Conto cointestato, il deposito di somme non configura automatica donazione

Conto cointestato, il deposito di somme non configura automatica donazione

Un quesito giuridicamente attuale e, da sempre abbastanza controverso, è quello relativo a di chi siano i soldi presenti all’interno di un conto cointestato.
La risposta può sembrare scontata e per molti anni l’orientamento prevalente della giurisprudenza ha ritenuto che la giacenza sia di proprietà in equa proporzione di tutti i cointestatari del conto corrente.

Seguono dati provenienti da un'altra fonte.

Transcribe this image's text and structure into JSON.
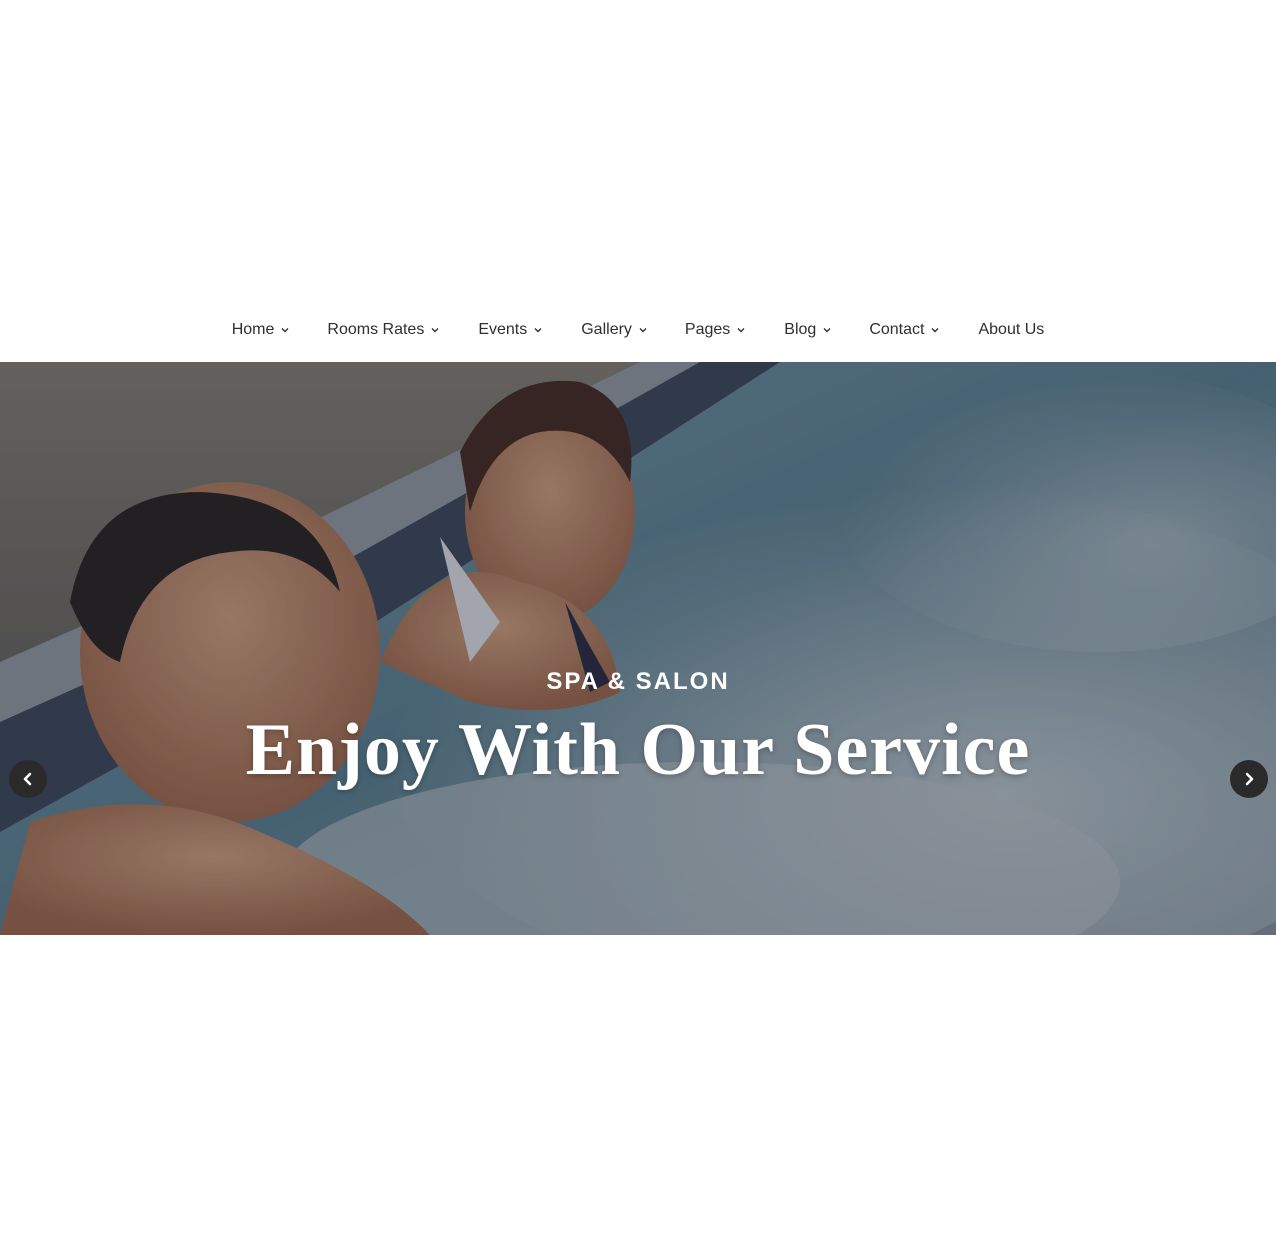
{
  "nav": {
    "items": [
      {
        "label": "Home",
        "has_dropdown": true
      },
      {
        "label": "Rooms Rates",
        "has_dropdown": true
      },
      {
        "label": "Events",
        "has_dropdown": true
      },
      {
        "label": "Gallery",
        "has_dropdown": true
      },
      {
        "label": "Pages",
        "has_dropdown": true
      },
      {
        "label": "Blog",
        "has_dropdown": true
      },
      {
        "label": "Contact",
        "has_dropdown": true
      },
      {
        "label": "About Us",
        "has_dropdown": false
      }
    ]
  },
  "hero": {
    "subtitle": "SPA & SALON",
    "title": "Enjoy With Our Service",
    "image": "couple-in-spa-jacuzzi",
    "prev_icon": "chevron-left-icon",
    "next_icon": "chevron-right-icon"
  },
  "colors": {
    "nav_text": "#2f2f2f",
    "hero_text": "#ffffff",
    "arrow_bg": "#2a2a2a",
    "water": "#6f8fa0"
  }
}
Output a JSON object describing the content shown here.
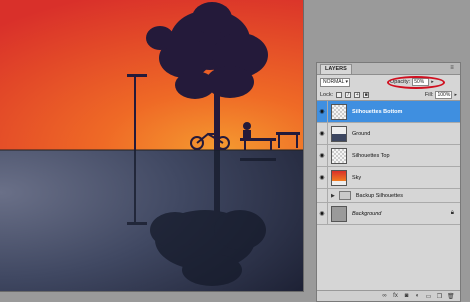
{
  "panel": {
    "tab_label": "LAYERS",
    "blend_mode": "NORMAL",
    "opacity_label": "Opacity:",
    "opacity_value": "50%",
    "lock_label": "Lock:",
    "fill_label": "Fill:",
    "fill_value": "100%",
    "layers": [
      {
        "name": "Silhouettes Bottom",
        "selected": true
      },
      {
        "name": "Ground",
        "selected": false
      },
      {
        "name": "Silhouettes Top",
        "selected": false
      },
      {
        "name": "Sky",
        "selected": false
      },
      {
        "name": "Backup Silhouettes",
        "group": true
      },
      {
        "name": "Background",
        "locked": true
      }
    ]
  },
  "icons": {
    "eye": "eye-icon",
    "lock": "lock-icon",
    "fx": "fx",
    "bottom_bar": [
      "link-icon",
      "fx-icon",
      "mask-icon",
      "adjustment-icon",
      "folder-icon",
      "new-layer-icon",
      "trash-icon"
    ]
  },
  "colors": {
    "selected_layer": "#3f8fe0",
    "highlight_ring": "#d01020",
    "sky_top": "#e84030",
    "sky_horizon": "#f07a20",
    "ground": "#3c4660",
    "silhouette": "#1e1830"
  }
}
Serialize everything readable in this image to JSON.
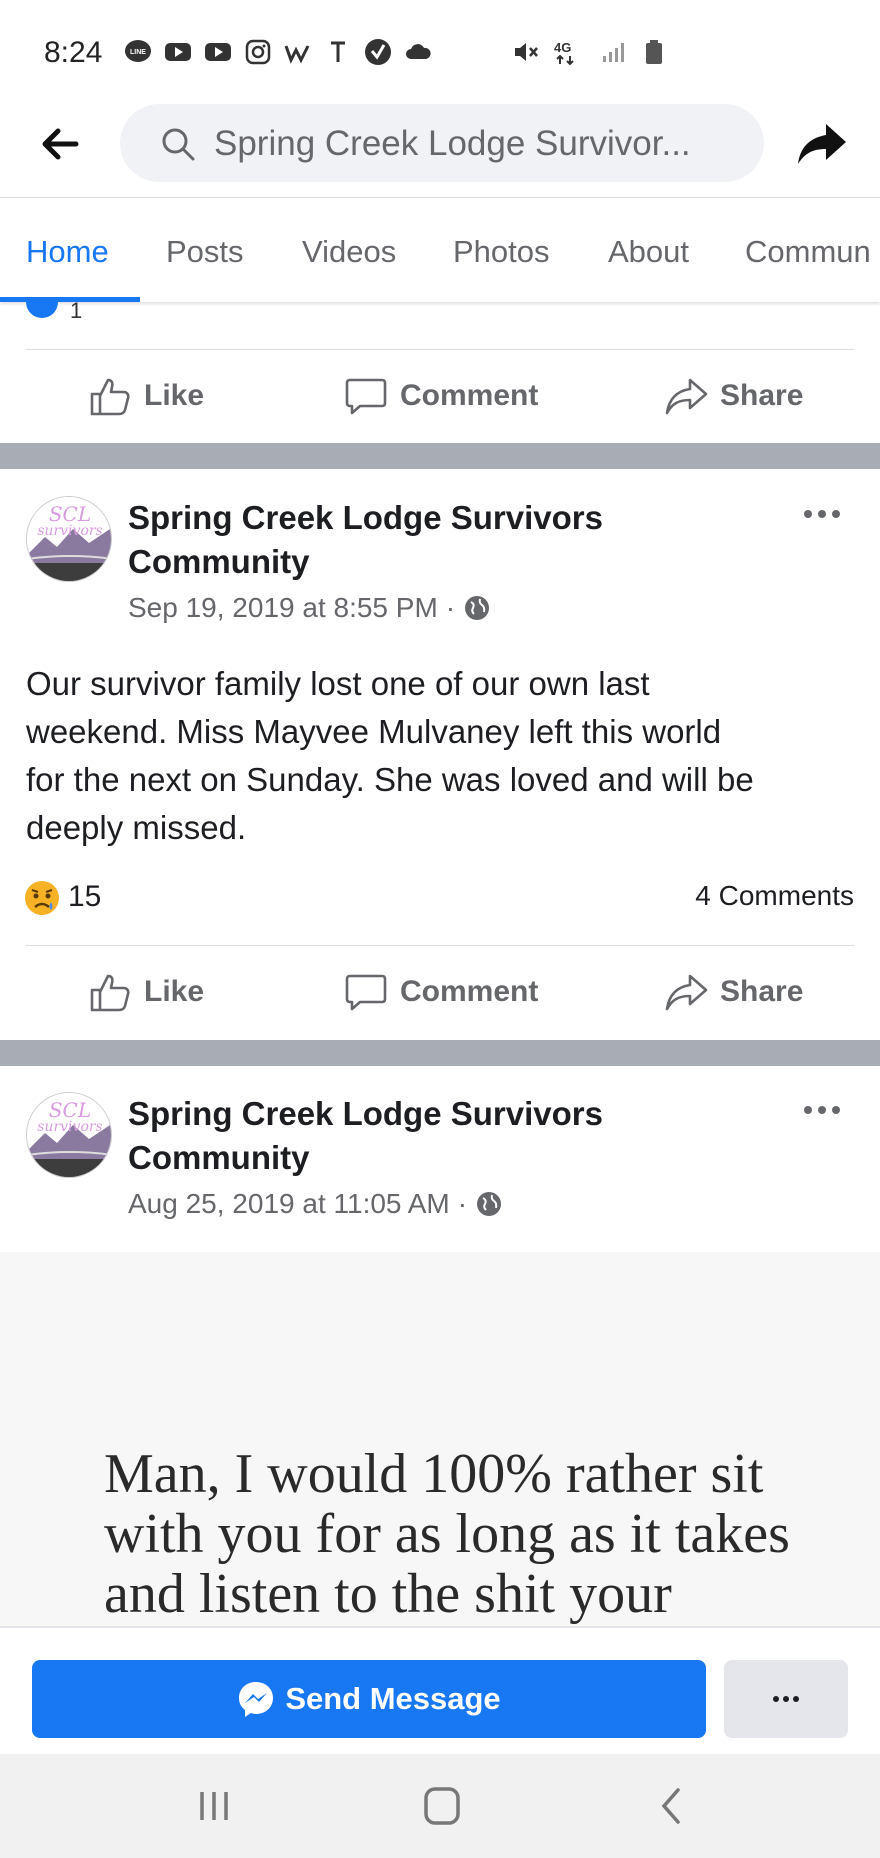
{
  "status_bar": {
    "time": "8:24",
    "line_label": "LINE",
    "network_label": "4G",
    "left_icons": [
      "line-icon",
      "youtube-icon",
      "youtube-icon",
      "instagram-icon",
      "w-icon",
      "t-icon",
      "check-icon",
      "cloud-icon"
    ],
    "right_icons": [
      "mute-icon",
      "network-icon",
      "signal-icon",
      "battery-icon"
    ]
  },
  "header": {
    "search_text": "Spring Creek Lodge Survivor..."
  },
  "tabs": [
    {
      "label": "Home",
      "active": true
    },
    {
      "label": "Posts"
    },
    {
      "label": "Videos"
    },
    {
      "label": "Photos"
    },
    {
      "label": "About"
    },
    {
      "label": "Commun"
    }
  ],
  "partial_post": {
    "reaction_count": "1",
    "actions": {
      "like": "Like",
      "comment": "Comment",
      "share": "Share"
    }
  },
  "posts": [
    {
      "avatar_text": {
        "top": "SCL",
        "bottom": "survivors"
      },
      "author_line1": "Spring Creek Lodge Survivors",
      "author_line2": "Community",
      "timestamp": "Sep 19, 2019 at 8:55 PM",
      "separator": "·",
      "text_lines": [
        "Our survivor family lost one of our own last",
        "weekend. Miss Mayvee Mulvaney left this world",
        "for the next on Sunday. She was loved and will be",
        "deeply missed."
      ],
      "reaction_emoji": "sad-emoji",
      "reaction_count": "15",
      "comments": "4 Comments",
      "actions": {
        "like": "Like",
        "comment": "Comment",
        "share": "Share"
      }
    },
    {
      "avatar_text": {
        "top": "SCL",
        "bottom": "survivors"
      },
      "author_line1": "Spring Creek Lodge Survivors",
      "author_line2": "Community",
      "timestamp": "Aug 25, 2019 at 11:05 AM",
      "separator": "·",
      "image_quote_lines": [
        "Man, I would 100% rather sit",
        "with you for as long as it takes",
        "and listen to the shit your"
      ]
    }
  ],
  "message_bar": {
    "send_label": "Send Message",
    "more_label": "···"
  },
  "colors": {
    "accent": "#1877f2",
    "gap": "#a7adb3",
    "muted_text": "#65676b"
  }
}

Conto cointestato, l’ordinanza

Una recente ordinanza della Cassazione ha, in realtà, puntato i riflettori su una dinamica possibile in tale contesto e, cioè, l’eventuale deposito di somme da parte di uno dei due soggetti.
Per la Suprema Corte, il deposito di somme da parte di un cointestatario non configura donazione se non viene provato lo spirito di liberalità.
Con la recente ordinanza n. 25684/2021, la Corte di Cassazione, sezione tributaria, ha fornito alcune importanti precisazioni in tema di appartenenza delle somme depositate su un conto cointestato.
In particolare, è stato rilevato che, in un conto cointestato tra coniugi, il deposito sul conto di una somma di denaro da parte di uno dei due cointestatari non configura automaticamente donazione, se non risulti dimostrato che tale intenzione sussisteva ab origine al momento della sottoscrizione del contratto con la banca o quanto meno al momento del deposito stesso.

Conto cointestato, i fatti

La vicenda decisa dalla Cassazione riguardava una controversia instaurata da uno dei due soggetti nei confronti dell’Agenzia delle Entrate.
Quest’ultima, invero, aveva notificato al ricorrente un atto di accertamento relativo al versamento Irpef, in cui veniva lamentata la mancata indicazione, in sede di dichiarazione dei redditi, di una somma prelevata dal suddetto conto.
Secondo l’ente accertatore, la somma in oggetto era da considerarsi quale “provento illecito” e pertanto da assoggettarsi a tassazione, secondo quanto disposto in materia dalla normativa tributaria (D.P.R. 917/86).
Ciò in quanto la medesima somma sarebbe stata precedentemente depositata sul conto da parte dell’altro coniuge e successivamente sarebbe stata oggetto di richiesta, da parte dello stesso, di risarcimento danni.
Il ricorrente (cioè il coniuge che aveva effettuato il prelievo giudicato illecito) aveva sostenuto a propria difesa che il prelievo era da ritenersi lecito, in quanto l’atto di deposito da parte dell’altro coniuge configurava, a suo dire, una donazione indiretta.

Conto cointestato, i rilievi della Cassazione

La sezione tributaria adita, richiamando importanti sentenze del passato, ha puntualizzato che “anche sul piano strettamente civilistico, il versamento di una somma di danaro da parte di un coniuge su conto corrente cointestato all’altro coniuge non costituisce di per sé atto di liberalità. Difatti, l’atto di cointestazione, con firma e disponibilità disgiunte, di una somma di denaro depositata presso un istituto di credito che risulti essere appartenuta ad uno solo dei contestatari, può essere qualificato come donazione indiretta solo quando sia verificata l’esistenza dell’animus donandi, consistente nell’accertamento che il proprietario del denaro non aveva, nel momento della detta cointestazione, altro scopo che quello della liberalità”.
Pertanto, nel caso in cui non dovesse essere dimostrata la sussistenza di tale spirito liberale, il mero versamento da parte del coniuge di danaro personale sul conto corrente cointestato non è idoneo a fondare una presunzione di appartenenza pro quota all’altro cointestatario.
Per tali ragioni, è da considerarsi arbitraria ed illecita (e, quindi, tassabile nel caso concreto ampiamente analizzato), l’appropriazione mediante prelievo della somma in oggetto, in assenza di indizi che lasciassero presumere l’esistenza dell’animus donandi in occasione del precedente versamento della somma medesima.